Hepatocellular carcinoma arising from chronic hepatitis B and C infections

Chronic infection with hepatitis B virus (HBV) or hepatitis C virus (HCV) is a leading cause of hepatocellular carcinoma (HCC). Persistent viral replication and immune-mediated hepatocyte injury result in chronic hepatic inflammation, fibrosis, and eventually cirrhosis. Within this fibrotic, inflamed liver, ongoing cell turnover and oxidative DNA damage create a permissive environment for oncogenic mutations. Cytokines such as TNF-α, IL-6, and transforming growth factor-β (TGF-β) contribute to both fibrogenesis and tumour promotion.

Remarkable advances in antiviral therapy have shown how powerful interrupting this inflammatory cycle can be. Suppressing HBV replication and curing HCV infection markedly reduce, but do not entirely eliminate, the risk of HCC, especially in those with established cirrhosis. Continued surveillance with imaging and alpha-fetoprotein testing remains essential. In parallel, addressing metabolic risk factors such as obesity, alcohol use, and NAFLD is crucial, as these can compound inflammation and further elevate HCC risk.

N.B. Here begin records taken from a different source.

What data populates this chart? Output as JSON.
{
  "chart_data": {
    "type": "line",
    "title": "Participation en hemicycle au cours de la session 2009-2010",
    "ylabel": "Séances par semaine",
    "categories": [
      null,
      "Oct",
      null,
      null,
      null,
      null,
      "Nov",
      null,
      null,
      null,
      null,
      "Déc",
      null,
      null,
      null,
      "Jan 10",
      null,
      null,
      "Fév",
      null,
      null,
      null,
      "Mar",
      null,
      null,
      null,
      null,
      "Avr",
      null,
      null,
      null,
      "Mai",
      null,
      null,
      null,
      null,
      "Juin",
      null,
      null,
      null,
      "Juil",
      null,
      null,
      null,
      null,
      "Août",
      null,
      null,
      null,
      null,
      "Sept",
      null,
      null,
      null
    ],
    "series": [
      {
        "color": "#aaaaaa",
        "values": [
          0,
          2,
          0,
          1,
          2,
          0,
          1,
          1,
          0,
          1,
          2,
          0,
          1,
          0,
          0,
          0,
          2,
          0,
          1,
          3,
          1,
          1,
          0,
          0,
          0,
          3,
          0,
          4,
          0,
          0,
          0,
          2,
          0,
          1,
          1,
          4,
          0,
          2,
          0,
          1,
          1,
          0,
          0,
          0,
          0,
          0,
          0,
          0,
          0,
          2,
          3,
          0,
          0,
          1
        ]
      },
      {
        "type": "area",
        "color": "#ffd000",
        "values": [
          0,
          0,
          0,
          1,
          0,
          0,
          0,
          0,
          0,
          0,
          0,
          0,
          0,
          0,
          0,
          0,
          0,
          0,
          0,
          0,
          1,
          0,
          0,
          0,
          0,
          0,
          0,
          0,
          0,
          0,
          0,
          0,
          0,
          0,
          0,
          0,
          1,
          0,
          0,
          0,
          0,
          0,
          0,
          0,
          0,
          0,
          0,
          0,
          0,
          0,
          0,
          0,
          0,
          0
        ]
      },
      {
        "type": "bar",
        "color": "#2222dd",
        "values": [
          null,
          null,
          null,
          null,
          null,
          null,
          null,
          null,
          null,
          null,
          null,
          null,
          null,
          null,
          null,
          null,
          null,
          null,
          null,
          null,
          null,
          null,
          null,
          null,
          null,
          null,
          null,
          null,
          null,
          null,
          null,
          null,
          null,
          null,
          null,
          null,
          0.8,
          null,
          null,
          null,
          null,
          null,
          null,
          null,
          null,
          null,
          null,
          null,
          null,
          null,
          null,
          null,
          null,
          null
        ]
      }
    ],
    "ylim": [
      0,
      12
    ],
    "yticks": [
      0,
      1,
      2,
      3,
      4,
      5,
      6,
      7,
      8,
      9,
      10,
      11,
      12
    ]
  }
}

Tumour-associated macrophages (TAMs) promoting metastatic progression

Tumour-associated macrophages (TAMs) are a prominent immune cell population within many solid tumours and often adopt an immunosuppressive, pro-tumour phenotype. Rather than attacking cancer cells, TAMs can produce growth factors, proteases, and cytokines that support tumour cell survival, angiogenesis, and invasion. They also secrete mediators that inhibit cytotoxic T-cell activity and recruit regulatory T cells, creating an immune-privileged niche that allows cancer cells to evade detection and destruction.

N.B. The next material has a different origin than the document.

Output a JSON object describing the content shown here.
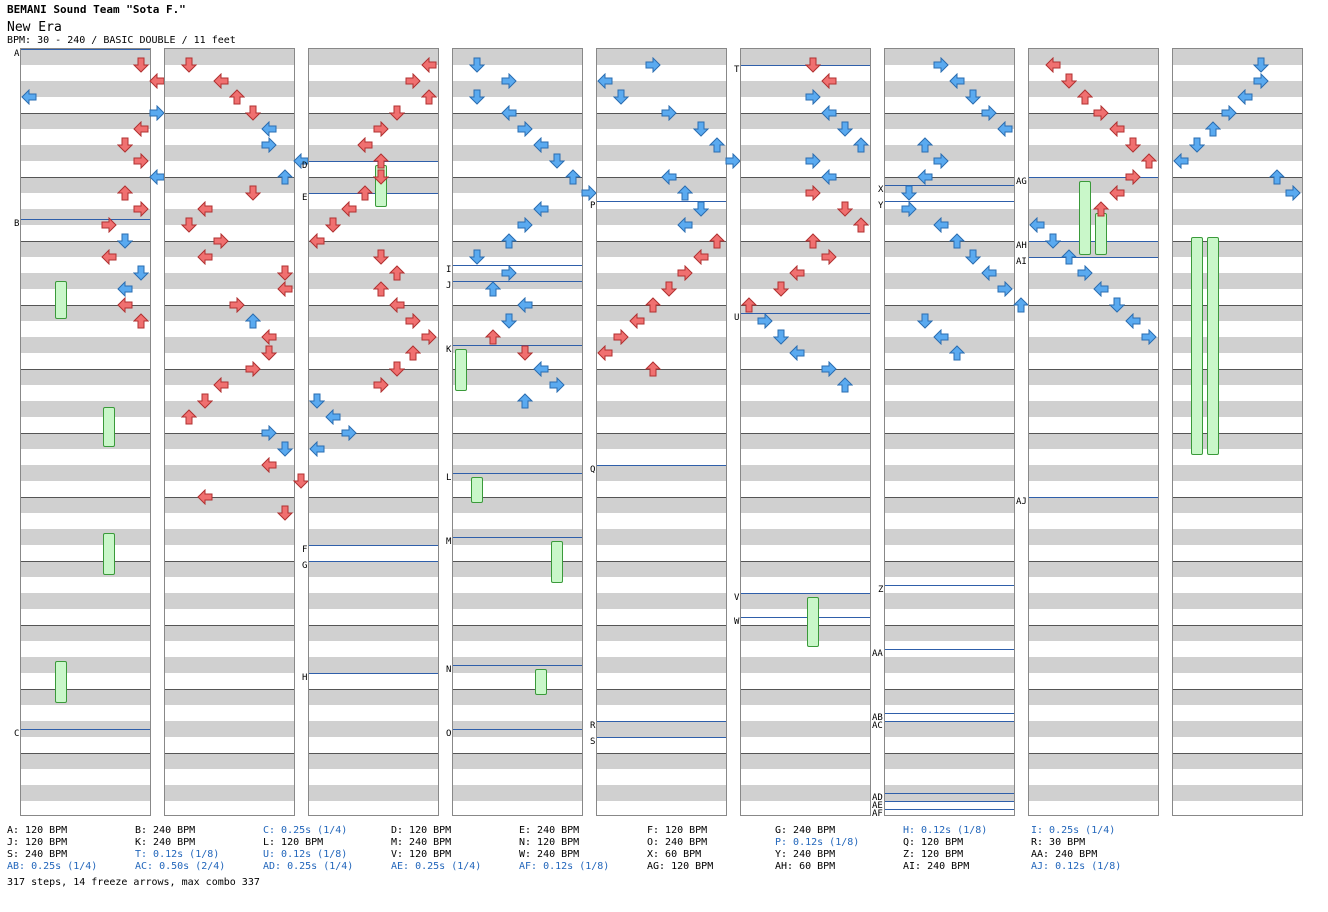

The density and phenotype of TAMs within the tumour microenvironment have been correlated with poor prognosis and increased metastatic potential in several cancers, including breast, ovarian, and lung cancers. Therapeutic strategies under investigation include reprogramming TAMs towards a more anti-tumour state, blocking their recruitment, or targeting specific signalling pathways they depend on. For patients, this area of research underscores why combining immunotherapies, targeted drugs, and conventional treatments such as chemotherapy or radiotherapy may offer the best chance of overcoming the complex inflammatory networks that support tumour growth.